Managing the IT Capability
The IT function was traditionally seen as the provider of one-off IT services and solutions. In order to fulfil its role as the instigator of innovation and continual business improvement however, the IT function has to proactively deliver — and be seen to deliver — a stream of new and improved IT services and solutions. This macro-capability provides a systematic approach to adopting that role, by effectively and efficiently maintaining existing services and solutions, and developing new ones.
Critical Capabilities
- CAMCapability Assessment Management
The Capability Assessment Management (CAM) capability is the ability of the organization to conduct current state evaluations and plan improvements for its portfolio of IT capabilities. Current state evaluations involve gathering and documenting data about the specific IT capabilities in the organization. The results then inform the planning and execution of improvement actions to deal with any deficiencies. The Capability Assessment Management (CAM) capability covers:
- Selecting an overarching capability framework and mapping other frameworks used in the organization to it.

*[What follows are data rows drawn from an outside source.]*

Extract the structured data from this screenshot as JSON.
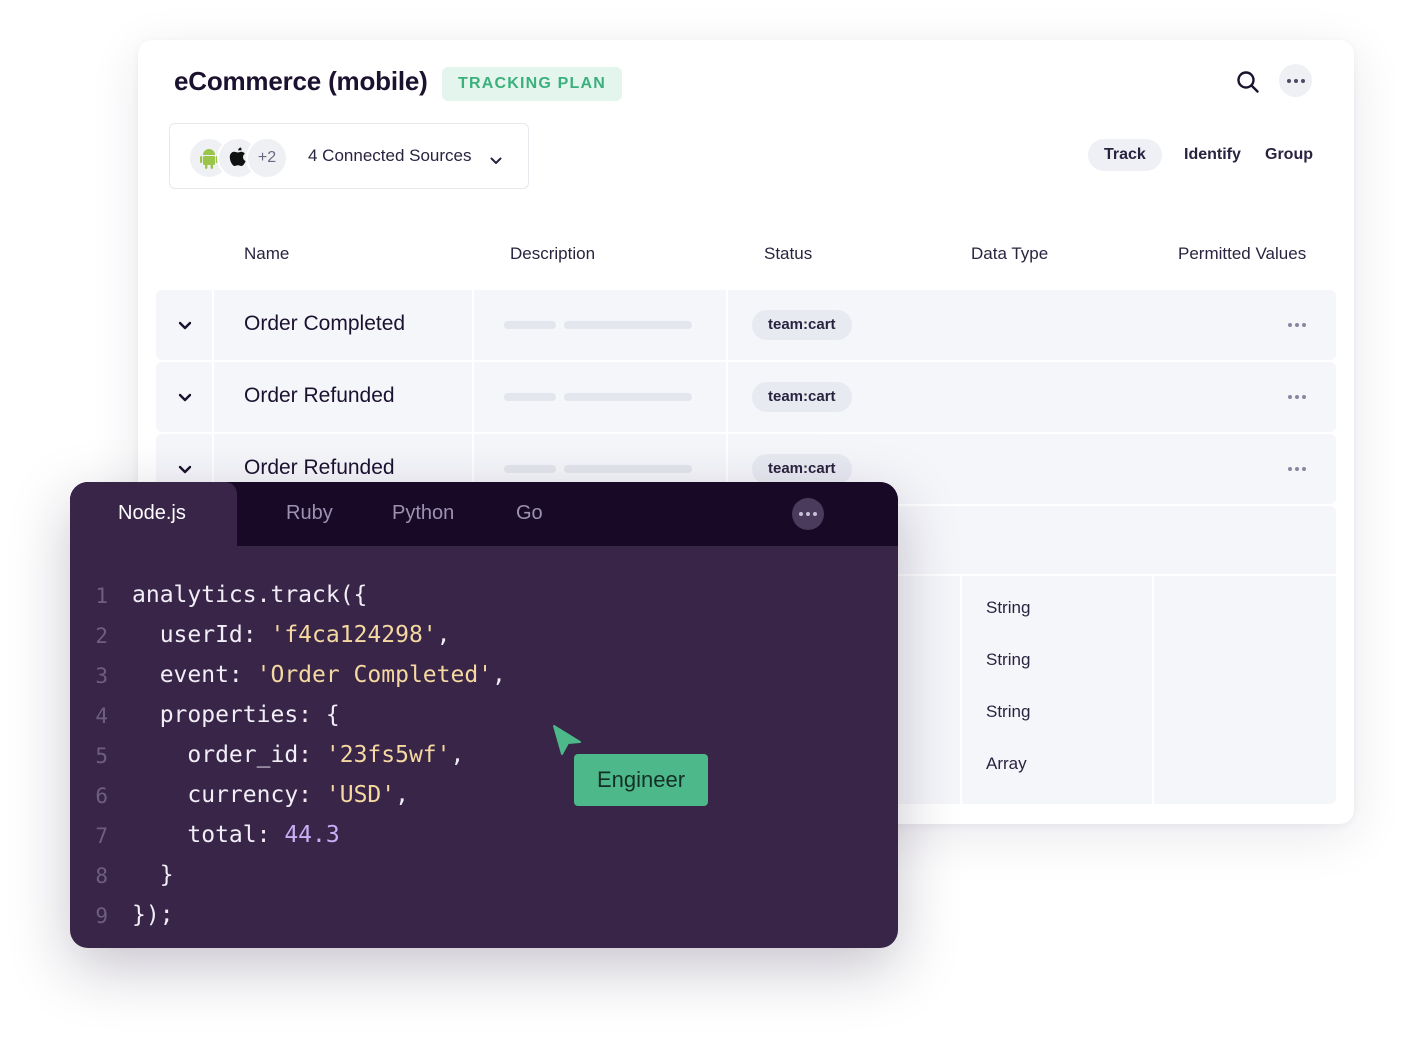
{
  "header": {
    "title": "eCommerce (mobile)",
    "badge": "TRACKING PLAN"
  },
  "sources": {
    "extra_count": "+2",
    "label": "4 Connected Sources",
    "icons": [
      "android-icon",
      "apple-icon"
    ]
  },
  "segments": {
    "track": "Track",
    "identify": "Identify",
    "group": "Group",
    "active": "Track"
  },
  "table": {
    "columns": [
      "Name",
      "Description",
      "Status",
      "Data Type",
      "Permitted Values"
    ],
    "rows": [
      {
        "name": "Order Completed",
        "status": "team:cart"
      },
      {
        "name": "Order Refunded",
        "status": "team:cart"
      },
      {
        "name": "Order Refunded",
        "status": "team:cart"
      }
    ],
    "data_types": [
      "String",
      "String",
      "String",
      "Array"
    ]
  },
  "code_panel": {
    "tabs": [
      "Node.js",
      "Ruby",
      "Python",
      "Go"
    ],
    "active_tab": "Node.js",
    "line_numbers": [
      "1",
      "2",
      "3",
      "4",
      "5",
      "6",
      "7",
      "8",
      "9"
    ],
    "lines": {
      "l1": "analytics.track({",
      "l2_key": "  userId: ",
      "l2_val": "'f4ca124298'",
      "l2_end": ",",
      "l3_key": "  event: ",
      "l3_val": "'Order Completed'",
      "l3_end": ",",
      "l4": "  properties: {",
      "l5_key": "    order_id: ",
      "l5_val": "'23fs5wf'",
      "l5_end": ",",
      "l6_key": "    currency: ",
      "l6_val": "'USD'",
      "l6_end": ",",
      "l7_key": "    total: ",
      "l7_val": "44.3",
      "l8": "  }",
      "l9": "});"
    }
  },
  "cursor_label": "Engineer",
  "colors": {
    "accent_green": "#4db889",
    "badge_bg": "#e3f5ec",
    "code_bg": "#382548",
    "code_tabbar": "#180a26"
  }
}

- Managing continuous improvement of the organization’s IT capabilities.
- Securing appropriate senior management sponsorship for IT capability improvement.
- Promoting organizational buy-in and incentivizing participation in capability improvement evaluation and planning.
- Planning, preparing, and conducting capability evaluations.
- Setting IT capability targets and defining development roadmaps for key IT capabilities.
- EAMEnterprise Architecture Management
The Enterprise Architecture Management (EAM) capability is the ability to plan, design, manage, and control the conceptualization of systems, processes, and/or organizations, and the relationships between them. The conceptualization may be layered to represent specific types of relationships – for example, those between applications, business services, internal IT services, security, networking, data storage, and so on. The Enterprise Architecture Management (EAM) capability covers:
- Establishing principles to guide the design and evolution of systems, processes, and/or organizations.
- Providing a framework, including models or templates, that articulates the business, the technical architecture, and the relationships between them.
- Providing the architecture vision, roadmap, and governance, together with the approaches required for managing their life cycle.
- Managing the architectural skills and architecture resourcing.
- Communicating the impact of enterprise architecture activities.
- ISMInformation Security Management
The Information Security Management (ISM) capability is the ability to manage approaches, policies, and controls that safeguard the integrity, confidentiality, accessibility, accountability, and usability of digitized information resources5. The Information Security Management (ISM) capability covers:
- Preventing unauthorized access, use, disclosure, disruption, modification, or destruction of digitized information resources.
- Establishing an information security governance model, including allocating roles, responsibilities, and accountabilities.
- Measuring the effectiveness of existing security approaches, policies, and controls – for example, by applying security standards and conducting internal audits.
- Managing security-related communications and training of employees.
- Assessing, prioritizing, responding to, and monitoring information security risks and incidents.
- Securing physical IT components and IT areas.
- Providing expertise to protect, preserve, and/or destroy data in line with business, regulatory, and/or other security requirements.
- Reporting on information security activities and compliance levels.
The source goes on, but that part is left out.